Treatment costs for reuse of an aerobically treated effluent or anaerobically treated effluent spiked with 500 µm sulfide and treated with H2O2 dosed at either a 6:1 or 4:1 H2O2:sulfide ratio.

	Cost ($ m−3)
	Conventional train	SAF-MBR based train
		6:1 H2O2: sulfide ratio	4:1 H2O2: sulfide ratio
Conventional activated sludge	0.04	–	–
Microfiltration	0.05	–	–
SAF-MBR treatment	–	0	0
pH adjustment (NaOH)	–	0.02	0.02
H2O2 addition	–	0.17	0.11
UV treatment	–	0.01	0.01
Chlorine addition	0.02	0.14	0.05
Total	0.11	0.33	0.19

However, for treatment of wastewater featuring 0.5 mM sulfate (48 mg/L), which could form 0.5 mM sulfides in the anaerobic reactor, H2O2/UV/chlorine treatment of SAF-MBR effluent at either H2O2/sulfide molar ratio would not be cost-competitive with the conventional approach of treating wastewater by activated sludge followed by filtration and chlorine disinfection. However, the chemical and energy costs for H2O2/UV/chlorine treatment of SAF-MBR effluent decrease with decreasing sulfide (and thus sewage sulfate) concentration. Further calculations (Text S3) indicate that the sulfide concentration at which H2O2/UV/chlorine treatment of SAF-MBR effluent becomes cost-competitive with the conventional aerobic treatment train for non-potable reuse would be 285 μM (27 mg/L sewage sulfate) for the 4:1 H2O2:sulfide molar ratio and 150 μM (14 mg/L sewage sulfate) for the 6:1 H2O2:sulfide molar ratio.

Conclusion

We evaluated treatment of secondary anaerobic biological treatment effluent using H2O2 to oxidize sulfides, UV disinfection and chlorine addition to provide a residual for distribution.
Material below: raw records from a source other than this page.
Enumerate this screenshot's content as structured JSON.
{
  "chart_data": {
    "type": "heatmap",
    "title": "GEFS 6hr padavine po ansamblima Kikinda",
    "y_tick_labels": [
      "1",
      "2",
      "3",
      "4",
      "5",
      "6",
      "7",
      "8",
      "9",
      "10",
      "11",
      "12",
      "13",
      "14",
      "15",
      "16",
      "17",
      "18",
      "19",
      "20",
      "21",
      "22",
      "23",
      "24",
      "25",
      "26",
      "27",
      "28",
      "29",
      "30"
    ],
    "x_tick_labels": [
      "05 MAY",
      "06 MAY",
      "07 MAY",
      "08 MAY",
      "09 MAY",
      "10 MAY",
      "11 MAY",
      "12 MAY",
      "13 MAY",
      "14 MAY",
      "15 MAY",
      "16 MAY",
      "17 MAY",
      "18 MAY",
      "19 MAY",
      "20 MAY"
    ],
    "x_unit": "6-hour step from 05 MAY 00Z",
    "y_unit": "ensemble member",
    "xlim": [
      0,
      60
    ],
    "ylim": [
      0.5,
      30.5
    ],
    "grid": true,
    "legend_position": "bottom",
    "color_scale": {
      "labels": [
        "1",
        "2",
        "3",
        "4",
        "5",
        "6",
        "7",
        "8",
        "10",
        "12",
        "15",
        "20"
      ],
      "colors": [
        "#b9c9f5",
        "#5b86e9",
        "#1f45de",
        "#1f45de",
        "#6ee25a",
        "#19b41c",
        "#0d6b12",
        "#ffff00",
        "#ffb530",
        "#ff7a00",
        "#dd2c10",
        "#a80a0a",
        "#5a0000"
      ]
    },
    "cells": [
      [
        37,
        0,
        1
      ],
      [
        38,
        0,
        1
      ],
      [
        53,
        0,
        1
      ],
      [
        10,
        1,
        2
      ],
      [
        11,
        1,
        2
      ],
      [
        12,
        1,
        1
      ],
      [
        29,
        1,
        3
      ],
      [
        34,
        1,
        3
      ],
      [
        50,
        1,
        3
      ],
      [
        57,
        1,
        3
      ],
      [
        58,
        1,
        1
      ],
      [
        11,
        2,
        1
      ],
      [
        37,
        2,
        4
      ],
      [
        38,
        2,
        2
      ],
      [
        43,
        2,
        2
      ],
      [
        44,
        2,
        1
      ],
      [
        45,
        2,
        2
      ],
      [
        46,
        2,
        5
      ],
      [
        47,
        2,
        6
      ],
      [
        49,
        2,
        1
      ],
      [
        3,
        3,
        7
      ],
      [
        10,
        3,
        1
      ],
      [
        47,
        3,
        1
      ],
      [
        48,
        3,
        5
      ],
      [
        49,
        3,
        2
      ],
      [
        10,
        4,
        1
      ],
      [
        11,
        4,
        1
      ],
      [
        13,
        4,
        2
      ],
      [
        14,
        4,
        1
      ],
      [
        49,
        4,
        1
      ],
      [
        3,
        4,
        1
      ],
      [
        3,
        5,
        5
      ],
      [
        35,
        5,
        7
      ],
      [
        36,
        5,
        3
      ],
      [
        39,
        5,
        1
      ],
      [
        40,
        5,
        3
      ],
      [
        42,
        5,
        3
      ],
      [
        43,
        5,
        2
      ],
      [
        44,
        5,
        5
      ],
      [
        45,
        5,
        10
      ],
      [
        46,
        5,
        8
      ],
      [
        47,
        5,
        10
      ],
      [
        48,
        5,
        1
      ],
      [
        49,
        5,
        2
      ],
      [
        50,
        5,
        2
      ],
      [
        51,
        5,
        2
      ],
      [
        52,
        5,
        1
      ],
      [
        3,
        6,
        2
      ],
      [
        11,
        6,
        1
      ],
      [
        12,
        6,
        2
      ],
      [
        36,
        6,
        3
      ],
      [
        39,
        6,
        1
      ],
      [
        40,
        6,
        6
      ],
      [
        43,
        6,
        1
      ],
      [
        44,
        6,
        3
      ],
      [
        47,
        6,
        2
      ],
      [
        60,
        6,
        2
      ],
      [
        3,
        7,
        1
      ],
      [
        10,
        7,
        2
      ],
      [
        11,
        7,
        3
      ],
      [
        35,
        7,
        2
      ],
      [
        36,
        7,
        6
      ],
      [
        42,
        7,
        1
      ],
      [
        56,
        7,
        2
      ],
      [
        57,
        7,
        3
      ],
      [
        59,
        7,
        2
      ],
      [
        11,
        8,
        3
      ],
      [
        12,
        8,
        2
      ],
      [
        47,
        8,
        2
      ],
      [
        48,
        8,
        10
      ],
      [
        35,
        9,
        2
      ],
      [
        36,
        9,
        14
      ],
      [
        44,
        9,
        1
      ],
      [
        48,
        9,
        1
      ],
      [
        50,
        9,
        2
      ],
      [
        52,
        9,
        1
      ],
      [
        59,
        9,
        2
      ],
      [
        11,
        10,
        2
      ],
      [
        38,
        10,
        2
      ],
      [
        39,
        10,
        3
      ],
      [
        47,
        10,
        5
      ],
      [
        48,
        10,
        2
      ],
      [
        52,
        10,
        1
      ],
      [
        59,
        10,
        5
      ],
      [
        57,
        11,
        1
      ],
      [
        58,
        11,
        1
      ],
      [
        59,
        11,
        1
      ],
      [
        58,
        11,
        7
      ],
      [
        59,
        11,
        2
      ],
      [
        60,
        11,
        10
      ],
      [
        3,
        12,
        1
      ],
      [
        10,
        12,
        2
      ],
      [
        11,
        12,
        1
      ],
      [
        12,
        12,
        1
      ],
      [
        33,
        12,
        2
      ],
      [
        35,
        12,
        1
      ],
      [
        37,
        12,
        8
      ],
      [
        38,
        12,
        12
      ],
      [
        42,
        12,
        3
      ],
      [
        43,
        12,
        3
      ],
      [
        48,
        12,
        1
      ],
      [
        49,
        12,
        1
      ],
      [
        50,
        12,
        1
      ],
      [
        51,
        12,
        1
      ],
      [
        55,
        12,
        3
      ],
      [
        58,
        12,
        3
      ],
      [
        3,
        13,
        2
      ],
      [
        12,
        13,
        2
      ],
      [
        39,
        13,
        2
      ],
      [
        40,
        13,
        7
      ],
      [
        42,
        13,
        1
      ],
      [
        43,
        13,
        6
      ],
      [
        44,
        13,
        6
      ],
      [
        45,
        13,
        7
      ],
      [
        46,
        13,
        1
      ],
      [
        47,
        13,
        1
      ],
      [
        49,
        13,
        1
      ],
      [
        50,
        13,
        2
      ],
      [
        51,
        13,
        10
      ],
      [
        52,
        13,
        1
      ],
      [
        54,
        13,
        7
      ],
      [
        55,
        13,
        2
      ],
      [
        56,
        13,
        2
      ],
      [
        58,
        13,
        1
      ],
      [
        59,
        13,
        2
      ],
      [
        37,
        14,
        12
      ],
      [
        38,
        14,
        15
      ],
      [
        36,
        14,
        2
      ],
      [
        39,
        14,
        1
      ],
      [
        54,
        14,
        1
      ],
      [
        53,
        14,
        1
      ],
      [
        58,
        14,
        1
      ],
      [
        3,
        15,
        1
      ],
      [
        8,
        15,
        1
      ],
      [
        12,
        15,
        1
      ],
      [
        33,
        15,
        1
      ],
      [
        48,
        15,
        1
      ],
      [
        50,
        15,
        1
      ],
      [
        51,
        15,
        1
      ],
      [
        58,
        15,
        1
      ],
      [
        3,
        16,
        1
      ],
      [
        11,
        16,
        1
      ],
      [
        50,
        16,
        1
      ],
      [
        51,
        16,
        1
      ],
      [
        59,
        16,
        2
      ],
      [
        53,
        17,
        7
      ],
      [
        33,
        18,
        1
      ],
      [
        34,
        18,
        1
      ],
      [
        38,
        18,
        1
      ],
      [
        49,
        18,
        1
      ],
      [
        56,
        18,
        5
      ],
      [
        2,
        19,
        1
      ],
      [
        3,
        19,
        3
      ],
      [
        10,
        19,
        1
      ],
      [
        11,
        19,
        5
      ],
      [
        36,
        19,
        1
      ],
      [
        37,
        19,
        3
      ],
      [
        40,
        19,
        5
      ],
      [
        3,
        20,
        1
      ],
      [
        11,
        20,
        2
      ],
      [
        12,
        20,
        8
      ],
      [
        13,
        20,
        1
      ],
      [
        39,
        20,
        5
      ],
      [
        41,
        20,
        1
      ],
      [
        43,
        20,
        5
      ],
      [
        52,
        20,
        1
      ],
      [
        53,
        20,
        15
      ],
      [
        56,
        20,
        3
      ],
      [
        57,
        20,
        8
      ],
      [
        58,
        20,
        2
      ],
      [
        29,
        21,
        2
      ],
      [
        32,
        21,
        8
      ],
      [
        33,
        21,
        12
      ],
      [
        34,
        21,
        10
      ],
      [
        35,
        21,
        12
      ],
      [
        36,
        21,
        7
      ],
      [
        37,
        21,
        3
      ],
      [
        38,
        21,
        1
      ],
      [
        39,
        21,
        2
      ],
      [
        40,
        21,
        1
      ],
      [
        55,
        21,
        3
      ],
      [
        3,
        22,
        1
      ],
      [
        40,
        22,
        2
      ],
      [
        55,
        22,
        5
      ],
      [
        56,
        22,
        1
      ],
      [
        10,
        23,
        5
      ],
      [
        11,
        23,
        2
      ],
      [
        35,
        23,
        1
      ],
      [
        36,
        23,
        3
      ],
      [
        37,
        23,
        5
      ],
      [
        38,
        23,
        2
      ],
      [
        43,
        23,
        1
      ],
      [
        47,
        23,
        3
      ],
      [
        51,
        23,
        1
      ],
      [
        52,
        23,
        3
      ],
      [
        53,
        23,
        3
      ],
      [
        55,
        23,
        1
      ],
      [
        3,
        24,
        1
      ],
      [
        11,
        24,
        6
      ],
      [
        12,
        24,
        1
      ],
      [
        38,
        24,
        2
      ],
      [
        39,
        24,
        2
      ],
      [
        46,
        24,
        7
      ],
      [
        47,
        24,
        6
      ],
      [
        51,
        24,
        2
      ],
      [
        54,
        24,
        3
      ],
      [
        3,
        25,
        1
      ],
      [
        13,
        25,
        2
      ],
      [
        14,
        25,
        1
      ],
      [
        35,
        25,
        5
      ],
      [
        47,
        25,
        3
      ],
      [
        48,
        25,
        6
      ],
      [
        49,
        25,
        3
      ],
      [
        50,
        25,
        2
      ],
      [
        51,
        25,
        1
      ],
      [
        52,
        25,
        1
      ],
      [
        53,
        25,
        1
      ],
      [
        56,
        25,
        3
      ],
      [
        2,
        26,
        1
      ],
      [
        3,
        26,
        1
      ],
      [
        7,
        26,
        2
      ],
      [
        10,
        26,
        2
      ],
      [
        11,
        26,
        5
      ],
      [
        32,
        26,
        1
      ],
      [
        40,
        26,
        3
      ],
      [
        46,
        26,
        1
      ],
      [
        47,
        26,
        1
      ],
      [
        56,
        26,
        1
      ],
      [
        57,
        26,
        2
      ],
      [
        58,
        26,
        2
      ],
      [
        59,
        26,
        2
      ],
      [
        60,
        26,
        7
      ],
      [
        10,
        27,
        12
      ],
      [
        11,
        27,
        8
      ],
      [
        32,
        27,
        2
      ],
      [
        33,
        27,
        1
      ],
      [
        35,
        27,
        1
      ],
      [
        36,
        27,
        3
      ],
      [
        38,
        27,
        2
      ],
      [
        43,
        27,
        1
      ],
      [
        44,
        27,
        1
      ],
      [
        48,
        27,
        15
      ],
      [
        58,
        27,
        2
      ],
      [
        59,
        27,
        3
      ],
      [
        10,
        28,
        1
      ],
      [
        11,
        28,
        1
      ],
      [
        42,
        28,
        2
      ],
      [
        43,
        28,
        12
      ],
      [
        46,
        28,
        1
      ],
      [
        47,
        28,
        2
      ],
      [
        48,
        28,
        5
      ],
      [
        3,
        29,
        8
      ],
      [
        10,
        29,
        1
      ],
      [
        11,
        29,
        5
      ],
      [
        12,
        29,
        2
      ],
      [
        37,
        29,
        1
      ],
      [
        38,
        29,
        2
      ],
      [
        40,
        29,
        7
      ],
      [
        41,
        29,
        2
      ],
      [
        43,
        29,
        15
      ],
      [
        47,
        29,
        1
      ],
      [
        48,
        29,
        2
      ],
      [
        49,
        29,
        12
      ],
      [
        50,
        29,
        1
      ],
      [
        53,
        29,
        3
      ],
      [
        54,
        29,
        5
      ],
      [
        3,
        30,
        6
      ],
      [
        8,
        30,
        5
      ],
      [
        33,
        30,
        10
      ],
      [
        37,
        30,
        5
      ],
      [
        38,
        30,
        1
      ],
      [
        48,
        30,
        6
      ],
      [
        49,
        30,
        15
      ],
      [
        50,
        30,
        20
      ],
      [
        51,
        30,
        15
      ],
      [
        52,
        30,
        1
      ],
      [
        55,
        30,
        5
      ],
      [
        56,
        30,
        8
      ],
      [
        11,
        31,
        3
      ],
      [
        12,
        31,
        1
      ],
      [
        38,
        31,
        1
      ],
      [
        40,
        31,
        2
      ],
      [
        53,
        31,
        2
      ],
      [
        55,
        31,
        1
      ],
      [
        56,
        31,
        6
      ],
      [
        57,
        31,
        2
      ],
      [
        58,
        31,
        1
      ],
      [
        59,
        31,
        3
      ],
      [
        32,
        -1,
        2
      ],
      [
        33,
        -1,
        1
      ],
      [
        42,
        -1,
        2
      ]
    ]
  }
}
Treatment of anaerobic effluent containing 0.5 mM sulfides at a 4:1 H2O2:sulfide molar ratio for 30 min at pH 8 achieved significant sulfide oxidation to sulfate. Bisulfide (HS−) shields UV light at 254 nm, but a 225 mJ cm−2 applied UV fluence could achieve 5-log MS2 inactivation after sulfide oxidation at a 4:1 H2O2:sulfide molar ratio. Addition of 30 mg-Cl2/L chlorine could provide a 5 mg-Cl2/L total chlorine residual for distribution. For non-potable reuse, H2O2/UV/chlorine treatment of anaerobic effluent for non-potable reuse would be cost-competitive with conventional treatment of aerobic treatment for sulfide concentrations < 285 μM (i.e., sewage sulfate concentrations < 27 mg/L).

Declaration of Competing Interest

The authors declare that they have no known competing financial interests or personal relationships that could have appeared to influence the work reported in this paper.